Best for: searching the knowledge base, creating structured notes, updating project databases. Reliability: good, but Notion's API rate limits are aggressive — batch operations can trigger them.
google-drive
Search and read files in Google Drive — Docs, Sheets, PDFs, anything stored there. Doesn't write by default.
Best for: reading reports, searching company documents, referencing specs. Reliability: good. Setup: requires Google OAuth — takes 10 minutes to configure but works reliably after.
gmail
Read threads, search messages, create drafts. The read-only default is intentional — think carefully before enabling send permissions.
Best for: searching for a specific email, drafting replies based on thread context, processing incoming emails. Reliability: good.
google-calendar
Read events, check availability, create meetings. The most genuinely useful productivity server on this list.

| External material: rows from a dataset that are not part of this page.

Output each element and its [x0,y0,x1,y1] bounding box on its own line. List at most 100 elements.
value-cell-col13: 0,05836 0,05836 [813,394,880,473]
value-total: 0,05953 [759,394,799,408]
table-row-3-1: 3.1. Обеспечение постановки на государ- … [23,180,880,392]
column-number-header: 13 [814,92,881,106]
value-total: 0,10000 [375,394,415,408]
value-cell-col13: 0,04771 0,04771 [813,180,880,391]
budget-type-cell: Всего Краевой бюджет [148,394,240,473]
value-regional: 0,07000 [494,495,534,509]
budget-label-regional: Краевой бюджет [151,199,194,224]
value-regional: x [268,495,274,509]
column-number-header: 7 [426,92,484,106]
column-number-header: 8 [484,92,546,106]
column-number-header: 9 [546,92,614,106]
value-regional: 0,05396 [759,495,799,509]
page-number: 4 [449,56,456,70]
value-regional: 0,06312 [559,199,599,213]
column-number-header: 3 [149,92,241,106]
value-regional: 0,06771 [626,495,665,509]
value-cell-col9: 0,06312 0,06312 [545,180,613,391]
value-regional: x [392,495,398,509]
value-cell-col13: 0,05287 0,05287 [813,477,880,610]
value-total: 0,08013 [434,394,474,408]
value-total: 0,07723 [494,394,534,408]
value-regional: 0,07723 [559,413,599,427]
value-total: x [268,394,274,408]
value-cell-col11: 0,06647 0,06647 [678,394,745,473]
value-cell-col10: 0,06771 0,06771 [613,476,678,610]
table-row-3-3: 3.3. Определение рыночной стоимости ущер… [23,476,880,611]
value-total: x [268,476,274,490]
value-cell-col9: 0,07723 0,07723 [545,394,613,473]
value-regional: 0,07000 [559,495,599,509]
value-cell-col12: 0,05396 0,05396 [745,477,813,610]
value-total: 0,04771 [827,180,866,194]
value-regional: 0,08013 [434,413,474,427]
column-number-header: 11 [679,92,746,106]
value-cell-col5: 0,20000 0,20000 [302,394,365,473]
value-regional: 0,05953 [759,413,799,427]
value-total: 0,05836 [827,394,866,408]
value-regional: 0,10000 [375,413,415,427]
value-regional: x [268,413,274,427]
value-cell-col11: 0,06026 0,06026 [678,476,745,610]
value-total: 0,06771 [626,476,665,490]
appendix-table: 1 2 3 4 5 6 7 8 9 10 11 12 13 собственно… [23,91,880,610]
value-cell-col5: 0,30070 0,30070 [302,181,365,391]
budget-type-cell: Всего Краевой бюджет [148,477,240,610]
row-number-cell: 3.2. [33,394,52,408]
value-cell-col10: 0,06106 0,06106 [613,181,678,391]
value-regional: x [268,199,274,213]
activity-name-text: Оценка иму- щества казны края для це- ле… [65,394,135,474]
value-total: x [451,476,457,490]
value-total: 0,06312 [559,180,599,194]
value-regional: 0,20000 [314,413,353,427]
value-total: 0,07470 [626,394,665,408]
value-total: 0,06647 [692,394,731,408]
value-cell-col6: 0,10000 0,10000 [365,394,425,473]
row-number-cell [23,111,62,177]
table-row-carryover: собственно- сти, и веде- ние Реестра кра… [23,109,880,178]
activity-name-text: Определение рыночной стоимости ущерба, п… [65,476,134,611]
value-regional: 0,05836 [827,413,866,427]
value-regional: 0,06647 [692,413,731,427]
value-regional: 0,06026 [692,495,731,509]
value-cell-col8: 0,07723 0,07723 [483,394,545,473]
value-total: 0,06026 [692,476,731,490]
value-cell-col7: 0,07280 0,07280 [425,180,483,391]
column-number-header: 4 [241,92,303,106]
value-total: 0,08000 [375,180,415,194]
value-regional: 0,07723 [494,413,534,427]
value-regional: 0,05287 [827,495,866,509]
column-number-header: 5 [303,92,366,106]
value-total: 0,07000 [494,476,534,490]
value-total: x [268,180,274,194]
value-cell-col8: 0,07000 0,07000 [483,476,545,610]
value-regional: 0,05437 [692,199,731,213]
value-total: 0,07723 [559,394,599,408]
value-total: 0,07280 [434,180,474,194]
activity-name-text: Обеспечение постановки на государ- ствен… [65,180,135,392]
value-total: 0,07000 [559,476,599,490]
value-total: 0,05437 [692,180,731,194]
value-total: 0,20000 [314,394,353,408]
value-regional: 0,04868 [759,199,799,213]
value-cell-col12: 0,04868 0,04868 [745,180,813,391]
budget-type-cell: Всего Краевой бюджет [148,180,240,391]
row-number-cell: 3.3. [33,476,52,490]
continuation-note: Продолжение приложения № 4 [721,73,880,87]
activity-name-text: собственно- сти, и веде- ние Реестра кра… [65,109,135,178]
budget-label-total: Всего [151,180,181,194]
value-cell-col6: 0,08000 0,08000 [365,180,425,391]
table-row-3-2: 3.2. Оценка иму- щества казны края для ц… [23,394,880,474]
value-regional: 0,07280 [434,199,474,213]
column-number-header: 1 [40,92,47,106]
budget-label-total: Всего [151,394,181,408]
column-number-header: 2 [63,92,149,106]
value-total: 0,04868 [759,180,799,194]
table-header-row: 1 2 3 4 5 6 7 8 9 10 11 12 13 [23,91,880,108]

Best for: scheduling, checking your calendar while planning, creating events from conversation context. Reliability: excellent.
AI & special (4 servers)
memory
Persistent key-value storage across Claude sessions. Stores facts, preferences, and context that survives conversation resets.
# Claude sets a memory
store_memory("user_timezone", "Asia/Kolkata")
# In a future session, Claude reads it
recall_memory("user_timezone") # → "Asia/Kolkata"
Best for: personal preferences, project context, anything you find yourself re-explaining every session. Reliability: good. Data persists in a local SQLite file.
sequential-thinking
Forces Claude to reason through a problem step-by-step before answering. Structurally similar to chain-of-thought prompting, but implemented as a tool the model actively uses.
Best for: complex multi-step problems, architectural decisions, anything where you want the model's reasoning visible. Reliability: excellent — this is actually one of the most underrated servers.
everything
Desktop file search using Windows Everything (Windows-only). Instant search across all files on your machine by name.
Best for: finding files you know exist but can't remember where they are. Reliability: excellent on Windows, not applicable on macOS (use filesystem server instead).
arxiv
Search and retrieve academic papers from arXiv. Returns abstracts and download links. Useful for research-heavy workflows.
Best for: finding relevant papers, checking citations, exploring a research area. Reliability: good.
How to configure multiple servers
Add servers to your claude_desktop_config.json at ~/Library/Application Support/Claude/claude_desktop_config.json (macOS):
{
"mcpServers": {
"filesystem": {
"command": "npx",
"args": ["-y", "@modelcontextprotocol/server-filesystem", "/Users/you/projects"]
},
"brave-search": {
"command": "npx",
"args": ["-y", "@modelcontextprotocol/server-brave-search"],
"env": { "BRAVE_API_KEY": "your_key" }
},
"github": {
"command": "npx",
"args": ["-y", "@modelcontextprotocol/server-github"],
"env": { "GITHUB_PERSONAL_ACCESS_TOKEN": "your_token" }
},
"postgres": {
"command": "npx",
"args": ["-y", "@modelcontextprotocol/server-postgres", "postgresql://user:pass@localhost/mydb"]
}
}
}
Restart Claude Desktop after editing. If a server fails to start, check Claude's MCP logs at ~/Library/Logs/Claude/.
Where to find more servers
- MCP server directory — the official Anthropic-maintained list
- GitHub topic
mcp-server— community servers - OpenClaw's built-in integrations — if you're using OpenClaw, many of these come pre-configured
The ecosystem is growing fast. Check the official directory monthly — servers that didn't exist in January 2026 are now production-quality.